Greenpeace critica la falta de compromiso de los expertos en cambio climático

Berlín.- El grupo ecologista Greenpeace criticó hoy, con la ayuda de sirenas de alarma de protección civil, la falta de compromiso de los expertos en cambio climático de los países industrializados que están reunidos esta semana en Bonn (oeste de Alemania).

Algunos miembros de la organización no gubernamental se plantaron ante la puerta del Hotel Maritim de Bonn, donde se desarrolla desde hace diez días la conferencia preparatoria para la Cumbre del Clima del próximo mes de diciembre en Copenhague, e hicieron sonar las sirenas, para dar la voz de alarma.
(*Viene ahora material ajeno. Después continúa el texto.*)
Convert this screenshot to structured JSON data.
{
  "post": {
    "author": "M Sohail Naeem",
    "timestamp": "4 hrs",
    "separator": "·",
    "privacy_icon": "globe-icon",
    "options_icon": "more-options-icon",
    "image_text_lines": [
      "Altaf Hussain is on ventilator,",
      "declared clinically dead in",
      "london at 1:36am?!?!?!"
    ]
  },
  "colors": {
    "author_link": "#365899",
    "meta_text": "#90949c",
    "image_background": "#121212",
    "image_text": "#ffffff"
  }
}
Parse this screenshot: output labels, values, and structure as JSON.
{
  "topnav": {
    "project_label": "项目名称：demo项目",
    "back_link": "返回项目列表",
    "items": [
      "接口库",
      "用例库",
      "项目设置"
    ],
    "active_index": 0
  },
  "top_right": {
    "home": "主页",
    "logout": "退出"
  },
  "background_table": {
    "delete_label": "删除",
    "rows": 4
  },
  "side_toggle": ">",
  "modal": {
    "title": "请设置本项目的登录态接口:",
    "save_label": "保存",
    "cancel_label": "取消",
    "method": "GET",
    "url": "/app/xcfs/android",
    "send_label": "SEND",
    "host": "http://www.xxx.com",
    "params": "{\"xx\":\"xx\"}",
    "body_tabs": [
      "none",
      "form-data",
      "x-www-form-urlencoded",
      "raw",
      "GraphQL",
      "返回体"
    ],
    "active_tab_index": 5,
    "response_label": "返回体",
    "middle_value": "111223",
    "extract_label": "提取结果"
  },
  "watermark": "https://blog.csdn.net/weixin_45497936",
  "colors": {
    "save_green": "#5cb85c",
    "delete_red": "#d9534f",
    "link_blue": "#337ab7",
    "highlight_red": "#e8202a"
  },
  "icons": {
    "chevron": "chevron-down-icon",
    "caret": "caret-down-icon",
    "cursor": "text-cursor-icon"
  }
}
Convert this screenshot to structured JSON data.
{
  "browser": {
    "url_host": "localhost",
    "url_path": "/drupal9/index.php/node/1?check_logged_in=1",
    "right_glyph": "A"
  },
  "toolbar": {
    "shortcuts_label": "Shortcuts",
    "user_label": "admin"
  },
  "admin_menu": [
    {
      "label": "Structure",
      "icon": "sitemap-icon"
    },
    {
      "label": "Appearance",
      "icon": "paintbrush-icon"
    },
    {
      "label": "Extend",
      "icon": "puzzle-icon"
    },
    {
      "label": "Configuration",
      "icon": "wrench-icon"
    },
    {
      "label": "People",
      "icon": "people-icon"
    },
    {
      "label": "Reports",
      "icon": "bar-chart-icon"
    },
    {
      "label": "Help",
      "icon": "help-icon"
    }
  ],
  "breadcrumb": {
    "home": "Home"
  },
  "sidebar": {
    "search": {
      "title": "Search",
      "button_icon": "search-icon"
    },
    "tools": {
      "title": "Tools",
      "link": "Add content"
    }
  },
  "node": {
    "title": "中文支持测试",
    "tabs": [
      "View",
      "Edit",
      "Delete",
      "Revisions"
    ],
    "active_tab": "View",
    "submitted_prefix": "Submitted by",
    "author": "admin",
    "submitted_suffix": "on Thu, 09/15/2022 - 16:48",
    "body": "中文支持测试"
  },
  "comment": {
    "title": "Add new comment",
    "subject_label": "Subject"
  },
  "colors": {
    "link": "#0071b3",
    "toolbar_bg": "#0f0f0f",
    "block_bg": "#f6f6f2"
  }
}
Los ecologistas reclaman a los más de 4.000 delegados de 190 países, que se han congregado con el objetivo de llegar a un acuerdo claro, que se escondan en falsas promesas sobre la reducción de las emisiones de dióxido de carbono (CO2) y los presupuestos que destinarán a la protección del clima.

"A las delegaciones les falta claramente sentido de la realidad. Por ello, queremos recordarles a través de esta señal de alarma el dramático calentamiento global", afirmó Corinna Hölzel, experta en bosques y clima de Greenpeace.

"Los países industrializados se han propuesto reducir las emisiones de CO2 tan sólo entre un ocho y un quince por ciento para 2020, un porcentaje claramente insuficiente", insistió la experta.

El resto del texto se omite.